Maka bagi imam dan orang yang sepadan dengannya, sunnah memerintahkan kepada masyarakatnya supaya bertaubat; dan bagi mereka harus taat mengikuti perintahnya sebagaimana fatwa imam Nawawi.
Dan (sebenarnya) bertaubat dari dosa itu hukumnya wajib, baik mendapat perintah dari imam untuk bertaubat atau tidak.
Imam juga harus memerintahkan (kepada rakyat) untuk bersedekah dan keluar (menghentikan diri) dari berbagai perbuatan dzalim (durhaka) kepada sesama hamba (manusia).
Dan supaya berdamai (bersikap baik) terhadap musuh-musuhnya.
Dan berpuasa selama tiga hari sebelum (tibanya) hari ketentuan untuk keluar (rumah menuju tempat shalat). Jadi puasanya adalah 4 hari (termasuk hari keluar)
Kemudian pada hari yang keempat, imam beserta mereka (anggota jamaah) keluar dalam keadaan berpuasa, tidak memakai wangi-wangian dan tidak (pula) berdandan.
Tetapi mereka hendaknya menggunakan pakaian sehari-hari, yakni pakaian yang biasa dipakai waktu bekerja (baju gelangsaran, bhs jawa). Dan (pula) bersikap khusyu’, tunduk merendahkan diri dan merasa hina.
Hendaknya mereka keluar (pula) bersama sama anak-anak kecil, orang-orang yang sudah tua dan orang yang sudah sangat tua (sudah ringkih), dan (juga) bersama binatang piaraannya.
Imam atau penggantinya tadi bersama mereka (anggota jama’ah) melakukan shalat sebanyak dua rakaat.
Tata cara shalat istisqa
Tata cara shalat istisqa sama dengan shalat idul fitri dan adha.
Yaitu seperti membaca do’a Iftitah, membaca do’a Ta’awwudz dan bertakbir 7 kali pada rakaat yang pertama, dan bertakbir 5 kali pada rakaat yang kedua dengan mengangkat kedua tangannya.
Kemudian imam sunnah berkhuthbah sebanyak dua kali, seperti halnya dua khutbah idul fitri dan adha, dalam hal rukun rukun dan yang lainnya. Hanya saja imam beristighfar: dalam kedua khuthbahnya, sebagai ganti dari takbir yang terdapat pada permulaan dua khutbah dua Hari Raya.
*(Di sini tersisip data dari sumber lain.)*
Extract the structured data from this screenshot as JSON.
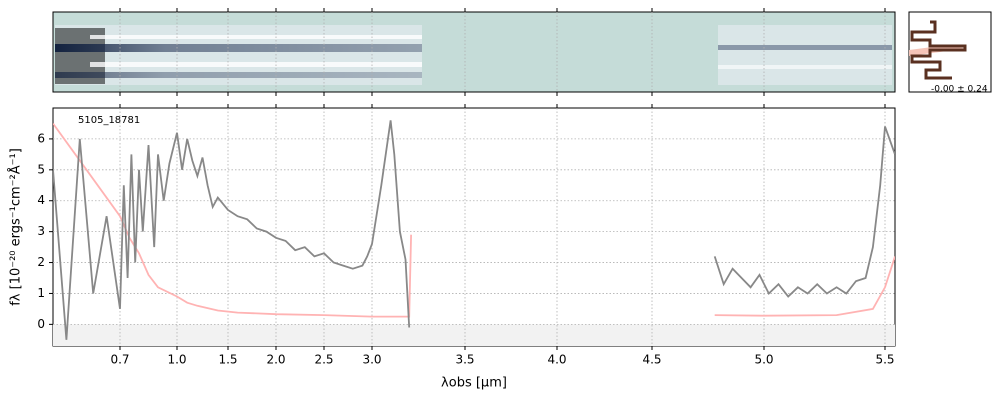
{
  "chart_data": {
    "type": "line",
    "annotation": "5105_18781",
    "x_label": "λobs [μm]",
    "y_label": "fλ [10⁻²⁰ ergs⁻¹cm⁻²Å⁻¹]",
    "profile_label": "-0.00 ± 0.24",
    "xlim": [
      0.6,
      5.52
    ],
    "xticks": [
      0.7,
      {
        "value": 1.0,
        "label": "1.0"
      },
      1.5,
      {
        "value": 2.0,
        "label": "2.0"
      },
      2.5,
      {
        "value": 3.0,
        "label": "3.0"
      },
      3.5,
      {
        "value": 4.0,
        "label": "4.0"
      },
      4.5,
      {
        "value": 5.0,
        "label": "5.0"
      },
      5.5
    ],
    "ylim": [
      -0.7,
      7.0
    ],
    "yticks": [
      0,
      1,
      2,
      3,
      4,
      5,
      6
    ],
    "grid": true,
    "series": [
      {
        "color": "#ffb3b3",
        "x": [
          0.6,
          0.65,
          0.7,
          0.75,
          0.8,
          0.85,
          0.9,
          1.0,
          1.1,
          1.2,
          1.4,
          1.6,
          2.0,
          2.5,
          3.0,
          3.2,
          3.21,
          4.7,
          4.78,
          5.0,
          5.3,
          5.45,
          5.5,
          5.52
        ],
        "values": [
          6.5,
          5.0,
          3.5,
          2.8,
          2.3,
          1.6,
          1.2,
          0.9,
          0.7,
          0.6,
          0.45,
          0.38,
          0.33,
          0.3,
          0.25,
          0.25,
          2.9,
          null,
          0.3,
          0.28,
          0.3,
          0.5,
          1.2,
          2.2
        ]
      },
      {
        "color": "#888888",
        "x": [
          0.6,
          0.62,
          0.64,
          0.66,
          0.68,
          0.7,
          0.72,
          0.74,
          0.76,
          0.78,
          0.8,
          0.82,
          0.85,
          0.88,
          0.9,
          0.93,
          0.96,
          1.0,
          1.05,
          1.1,
          1.15,
          1.2,
          1.25,
          1.3,
          1.35,
          1.4,
          1.5,
          1.6,
          1.7,
          1.8,
          1.9,
          2.0,
          2.1,
          2.2,
          2.3,
          2.4,
          2.5,
          2.6,
          2.7,
          2.8,
          2.9,
          2.95,
          3.0,
          3.05,
          3.1,
          3.12,
          3.15,
          3.18,
          3.2,
          4.7,
          4.78,
          4.82,
          4.86,
          4.9,
          4.94,
          4.98,
          5.02,
          5.06,
          5.1,
          5.14,
          5.18,
          5.22,
          5.26,
          5.3,
          5.34,
          5.38,
          5.42,
          5.45,
          5.48,
          5.5,
          5.52
        ],
        "values": [
          5.0,
          -0.5,
          6.0,
          1.0,
          3.5,
          0.5,
          4.5,
          1.5,
          5.5,
          2.0,
          5.0,
          3.0,
          5.8,
          2.5,
          5.5,
          4.0,
          5.2,
          6.2,
          5.0,
          6.0,
          5.3,
          4.8,
          5.4,
          4.5,
          3.8,
          4.1,
          3.7,
          3.5,
          3.4,
          3.1,
          3.0,
          2.8,
          2.7,
          2.4,
          2.5,
          2.2,
          2.3,
          2.0,
          1.9,
          1.8,
          1.9,
          2.2,
          2.6,
          4.5,
          6.6,
          5.5,
          3.0,
          2.1,
          -0.1,
          null,
          2.2,
          1.3,
          1.8,
          1.5,
          1.2,
          1.6,
          1.0,
          1.3,
          0.9,
          1.2,
          1.0,
          1.3,
          1.0,
          1.2,
          1.0,
          1.4,
          1.5,
          2.5,
          4.5,
          6.4,
          5.5
        ]
      }
    ]
  }
}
Maka karena itu, imam memulai khuthbahnya yang pertama dengan membaca Istighfar sebanyak 9 kali, sedang khuthbah yang kedua (membaca Istighfar) sebanyak 7 kali.
Bentuk ungkapan Istighfar adalah : (sebagaimana tertera).
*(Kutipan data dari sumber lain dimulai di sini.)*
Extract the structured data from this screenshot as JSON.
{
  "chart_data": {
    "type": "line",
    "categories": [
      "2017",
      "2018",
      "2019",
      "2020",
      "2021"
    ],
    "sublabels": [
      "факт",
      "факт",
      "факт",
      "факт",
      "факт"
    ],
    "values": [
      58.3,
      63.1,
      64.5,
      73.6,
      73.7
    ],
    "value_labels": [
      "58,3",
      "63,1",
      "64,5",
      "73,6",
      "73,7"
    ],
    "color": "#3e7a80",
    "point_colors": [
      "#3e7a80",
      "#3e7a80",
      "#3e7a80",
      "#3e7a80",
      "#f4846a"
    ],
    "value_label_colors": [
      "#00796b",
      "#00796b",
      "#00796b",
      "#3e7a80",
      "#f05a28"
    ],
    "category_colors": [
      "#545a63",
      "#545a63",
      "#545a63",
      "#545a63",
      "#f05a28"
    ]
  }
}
Artinya: “Aku memohon ampunan (atas segala dosa) kepada Allah yang Maha Agung, yang Tiada Tuhan yang berhak disembah melainkan Dia, yang Maha Hidup lagi Maha Berdiri sendiri. Dan kepadaNyalah aku bertaubat”.
Kedua khuthbah tadi (dilaksanakan) setelah shalat dua rakaat.
Dan seorang khatib memindahkan selendangnya, Yaitu menjadikan selendang bagian kanan ke (tempat) selindang bagian kiri, Dan bagian atas selindang dijadikan ke (tempat) bagian bawah selindang.
(demikian pula) orang-orang lain, mereka hendaknya memindah selendang mereka seperti halnya seorang khatib yang telah memindahkan selendangnya.
Dan imam yang berkhuthbah tadi, hendaknya memperbanyak berdo’a, dengan (suara) pelan dan (sesekali) dengan (nada suara) yang keras.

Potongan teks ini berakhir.